Harold Meadowcroft

Personal information
- Full name: Harold Chadwick Meadowcroft
- Date of birth: 1889
- Place of birth: Workington, England
- Date of death: 1 July 1916 (aged 26–27)
- Place of death: Somme, France
- Position(s): Right half, outside right

Senior career*
- Years: Team / Apps / (Gls)
- 0000–1907: Whitworth
- 1907–1908: Rochdale / 35 / (3)
- Macclesfield
- 1912: Glossop / 10 / (0)
- 1913: Bury / 5 / (0)

= Harold Meadowcroft =

English footballer (1889–1916)

Harold Chadwick Meadowcroft (1889 – 1 July 1916) was an English professional footballer who played in the Football League for Glossop and Bury.
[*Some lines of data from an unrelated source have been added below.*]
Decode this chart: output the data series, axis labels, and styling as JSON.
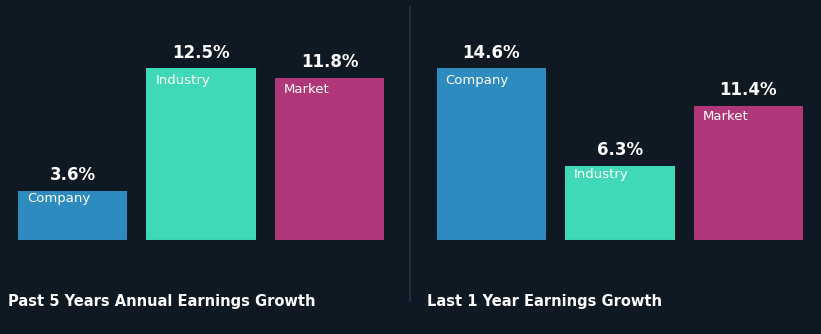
{
  "background_color": "#0f1923",
  "chart1": {
    "title": "Past 5 Years Annual Earnings Growth",
    "bars": [
      {
        "label": "Company",
        "value": 3.6,
        "color": "#2e8bc0"
      },
      {
        "label": "Industry",
        "value": 12.5,
        "color": "#40d9b8"
      },
      {
        "label": "Market",
        "value": 11.8,
        "color": "#b03878"
      }
    ]
  },
  "chart2": {
    "title": "Last 1 Year Earnings Growth",
    "bars": [
      {
        "label": "Company",
        "value": 14.6,
        "color": "#2e8bc0"
      },
      {
        "label": "Industry",
        "value": 6.3,
        "color": "#40d9b8"
      },
      {
        "label": "Market",
        "value": 11.4,
        "color": "#b03878"
      }
    ]
  },
  "text_color": "#ffffff",
  "label_fontsize": 9.5,
  "value_fontsize": 12,
  "title_fontsize": 10.5,
  "bar_width": 0.85,
  "separator_color": "#2a3040"
}
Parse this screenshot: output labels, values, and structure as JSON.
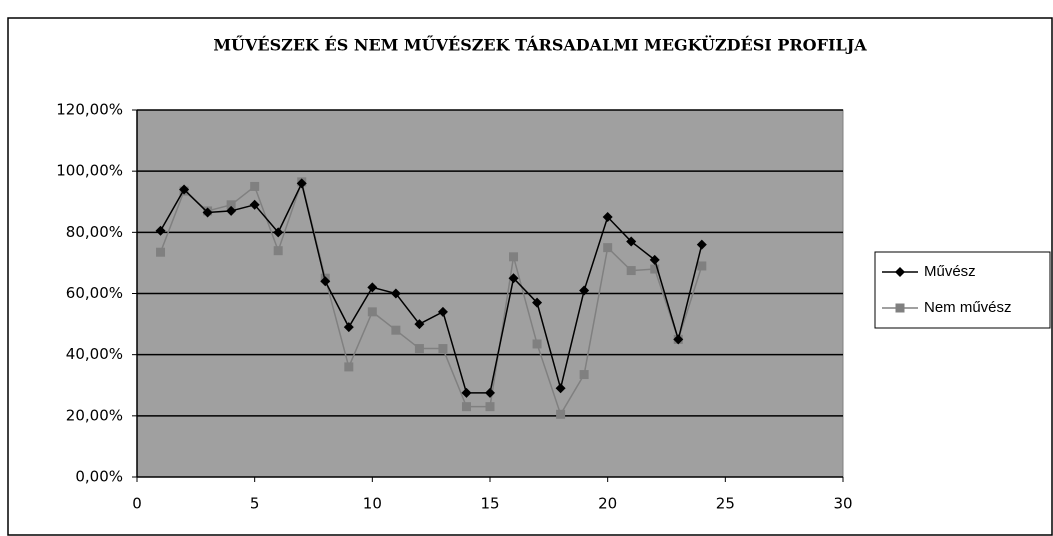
{
  "chart_data": {
    "type": "line",
    "title": "MŰVÉSZEK ÉS NEM MŰVÉSZEK TÁRSADALMI MEGKÜZDÉSI PROFILJA",
    "x": [
      1,
      2,
      3,
      4,
      5,
      6,
      7,
      8,
      9,
      10,
      11,
      12,
      13,
      14,
      15,
      16,
      17,
      18,
      19,
      20,
      21,
      22,
      23,
      24
    ],
    "series": [
      {
        "name": "Művész",
        "color": "#000000",
        "marker": "diamond",
        "values": [
          80.5,
          94,
          86.5,
          87,
          89,
          80,
          96,
          64,
          49,
          62,
          60,
          50,
          54,
          27.5,
          27.5,
          65,
          57,
          29,
          61,
          85,
          77,
          71,
          45,
          76
        ]
      },
      {
        "name": "Nem művész",
        "color": "#808080",
        "marker": "square",
        "values": [
          73.5,
          93.5,
          87,
          89,
          95,
          74,
          96.5,
          65,
          36,
          54,
          48,
          42,
          42,
          23,
          23,
          72,
          43.5,
          20.5,
          33.5,
          75,
          67.5,
          68,
          45,
          69
        ]
      }
    ],
    "xlim": [
      0,
      30
    ],
    "xticks": [
      0,
      5,
      10,
      15,
      20,
      25,
      30
    ],
    "ylim": [
      0,
      120
    ],
    "yticks": [
      {
        "value": 0,
        "label": "0,00%"
      },
      {
        "value": 20,
        "label": "20,00%"
      },
      {
        "value": 40,
        "label": "40,00%"
      },
      {
        "value": 60,
        "label": "60,00%"
      },
      {
        "value": 80,
        "label": "80,00%"
      },
      {
        "value": 100,
        "label": "100,00%"
      },
      {
        "value": 120,
        "label": "120,00%"
      }
    ],
    "grid": true,
    "plot_background": "#a0a0a0",
    "legend": "right"
  }
}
He played as a right half or outside right.

== Personal life ==
Meadowcroft was one of 14 children and grew up in Bury. He worked as a commercial traveller. In 1914, during the early months of the First World War he enlisted in the Manchester Regiment. Serving as a corporal in the Manchester Pals, Meadowcroft was shot by a sniper while leading his section during the capture of Mametz on the first day of the Somme. He was buried in Dantzig Alley British Cemetery, Mametz.